Truong, however, assured that only 12 per cent of PVFC’s 500 million shares would be eligible for trading. Holders of the remaining 88 per cent, PetroVietnam at 78 per cent and Morgan Stanley at 10 per cent, have committed to keep the shares in their pockets for three years. As Viet Nam’s stock market is still considered small, with only 300 companies listed at the exchanges in Ha Noi and HCM City, new listings will provide greater choices for investors, and improve liquidity.

Apartment management

Residential property has become a big issue recently, especially management fees charged by developers on apartment owners across the country. Affected buildings include The Manor in Ha Noi and Screc, My Vinh and The Botanic Towers in HCM City. When My Vinh’s developers doubled their monthly fee to US$40, owners refused to pay. Residents at The Botanic Towers were not happy when management fees increased to US$2 per square meter, up to VND500,000 (US$30) per unit, last September.

In comparison, the monthly fee of a mid-range apartment in Beijing is only US$0.50-0.90 per square metre, and US$1.30-2 for a high-end one. The figures go up to US$3.45-4.15 and US$4.84-6.23 respectively in Hong Kong. For luxury flats in Ha Noi, the fees are US$0.75-0.80 and US$0.50-0.80, respectively, according to property services company CBRE.
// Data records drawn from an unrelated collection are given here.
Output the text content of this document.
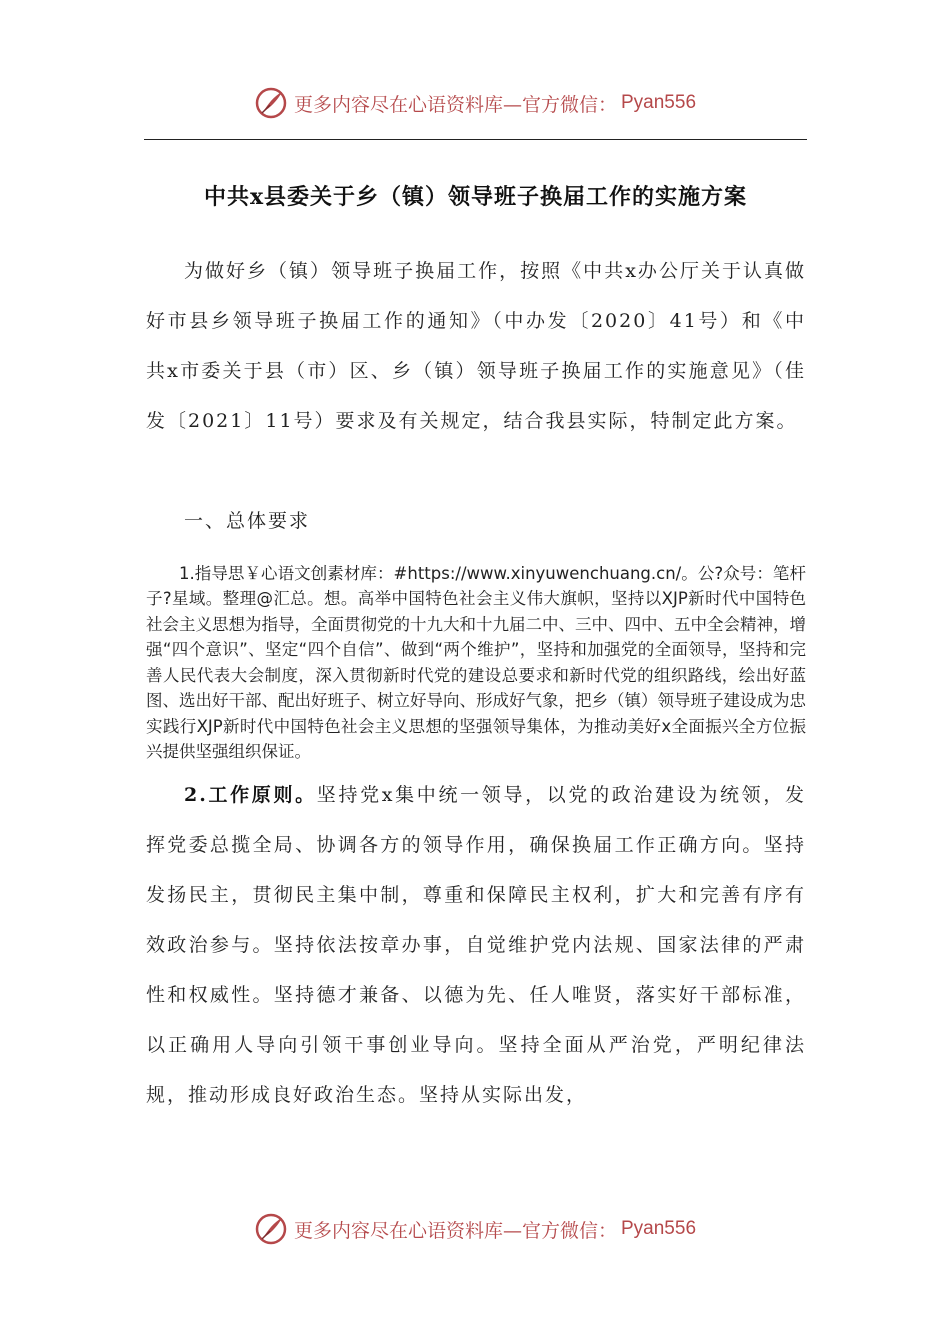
更多内容尽在心语资料库 —官方微信： Pyan556
中共x县委关于乡（镇）领导班子换届工作的实施方案

为做好乡（镇）领导班子换届工作，按照《中共x办公厅关于认真做好市县乡领导班子换届工作的通知》（中办发〔2020〕41号）和《中共x市委关于县（市）区、乡（镇）领导班子换届工作的实施意见》（佳发〔2021〕11号）要求及有关规定，结合我县实际，特制定此方案。

一、总体要求

1.指导思￥心语文创素材库：#https://www.xinyuwenchuang.cn/。公?众号：笔杆子?星域。整理@汇总。想。高举中国特色社会主义伟大旗帜，坚持以XJP新时代中国特色社会主义思想为指导，全面贯彻党的十九大和十九届二中、三中、四中、五中全会精神，增强“四个意识”、坚定“四个自信”、做到“两个维护”，坚持和加强党的全面领导，坚持和完善人民代表大会制度，深入贯彻新时代党的建设总要求和新时代党的组织路线，绘出好蓝图、选出好干部、配出好班子、树立好导向、形成好气象，把乡（镇）领导班子建设成为忠实践行XJP新时代中国特色社会主义思想的坚强领导集体，为推动美好x全面振兴全方位振兴提供坚强组织保证。

2.工作原则。坚持党x集中统一领导，以党的政治建设为统领，发挥党委总揽全局、协调各方的领导作用，确保换届工作正确方向。坚持发扬民主，贯彻民主集中制，尊重和保障民主权利，扩大和完善有序有效政治参与。坚持依法按章办事，自觉维护党内法规、国家法律的严肃性和权威性。坚持德才兼备、以德为先、任人唯贤，落实好干部标准，以正确用人导向引领干事创业导向。坚持全面从严治党，严明纪律法规，推动形成良好政治生态。坚持从实际出发，

更多内容尽在心语资料库 —官方微信： Pyan556
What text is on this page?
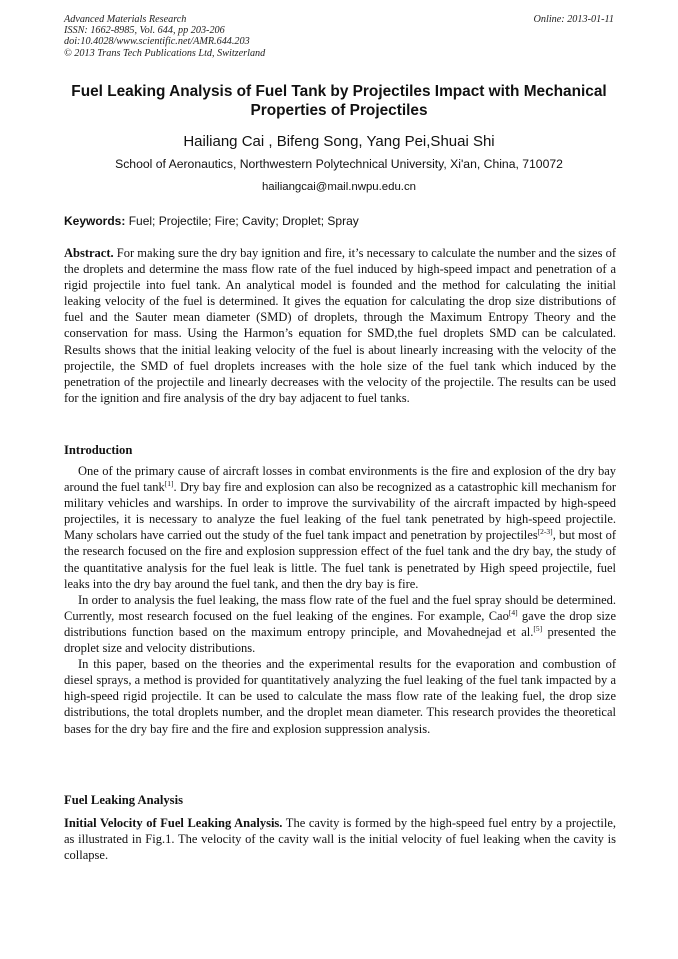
Advanced Materials Research
ISSN: 1662-8985, Vol. 644, pp 203-206
doi:10.4028/www.scientific.net/AMR.644.203
© 2013 Trans Tech Publications Ltd, Switzerland
Online: 2013-01-11
Fuel Leaking Analysis of Fuel Tank by Projectiles Impact with Mechanical Properties of Projectiles

Hailiang Cai , Bifeng Song, Yang Pei,Shuai Shi

School of Aeronautics, Northwestern Polytechnical University, Xi'an, China, 710072

hailiangcai@mail.nwpu.edu.cn

Keywords: Fuel; Projectile; Fire; Cavity; Droplet; Spray

Abstract. For making sure the dry bay ignition and fire, it’s necessary to calculate the number and the sizes of the droplets and determine the mass flow rate of the fuel induced by high-speed impact and penetration of a rigid projectile into fuel tank. An analytical model is founded and the method for calculating the initial leaking velocity of the fuel is determined. It gives the equation for calculating the drop size distributions of fuel and the Sauter mean diameter (SMD) of droplets, through the Maximum Entropy Theory and the conservation for mass. Using the Harmon’s equation for SMD,the fuel droplets SMD can be calculated. Results shows that the initial leaking velocity of the fuel is about linearly increasing with the velocity of the projectile, the SMD of fuel droplets increases with the hole size of the fuel tank which induced by the penetration of the projectile and linearly decreases with the velocity of the projectile. The results can be used for the ignition and fire analysis of the dry bay adjacent to fuel tanks.

Introduction

One of the primary cause of aircraft losses in combat environments is the fire and explosion of the dry bay around the fuel tank[1]. Dry bay fire and explosion can also be recognized as a catastrophic kill mechanism for military vehicles and warships. In order to improve the survivability of the aircraft impacted by high-speed projectiles, it is necessary to analyze the fuel leaking of the fuel tank penetrated by high-speed projectile. Many scholars have carried out the study of the fuel tank impact and penetration by projectiles[2-3], but most of the research focused on the fire and explosion suppression effect of the fuel tank and the dry bay, the study of the quantitative analysis for the fuel leak is little. The fuel tank is penetrated by High speed projectile, fuel leaks into the dry bay around the fuel tank, and then the dry bay is fire.

In order to analysis the fuel leaking, the mass flow rate of the fuel and the fuel spray should be determined. Currently, most research focused on the fuel leaking of the engines. For example, Cao[4] gave the drop size distributions function based on the maximum entropy principle, and Movahednejad et al.[5] presented the droplet size and velocity distributions.

In this paper, based on the theories and the experimental results for the evaporation and combustion of diesel sprays, a method is provided for quantitatively analyzing the fuel leaking of the fuel tank impacted by a high-speed rigid projectile. It can be used to calculate the mass flow rate of the leaking fuel, the drop size distributions, the total droplets number, and the droplet mean diameter. This research provides the theoretical bases for the dry bay fire and the fire and explosion suppression analysis.

Fuel Leaking Analysis

Initial Velocity of Fuel Leaking Analysis. The cavity is formed by the high-speed fuel entry by a projectile, as illustrated in Fig.1. The velocity of the cavity wall is the initial velocity of fuel leaking when the cavity is collapse.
CBRE held a seminar in HCM City last Friday on residential property management to introduce models from Thailand, Singapore, New Zealand and the US. According to CBRE general director Marc Townsend, developers might offer inaccurate fee levels to apartment buyers before project completion, and increase fees once residents move in. Meanwhile, realistic factors also contribute to the fee increases. Townsend cited common practices elsewhere that separate the functions of property development and management. Many developers in Viet Nam retain their management position after buildings are complete. "After finishing a project developers overseas will continue with their new ones, leaving the management to a professional third party," he said.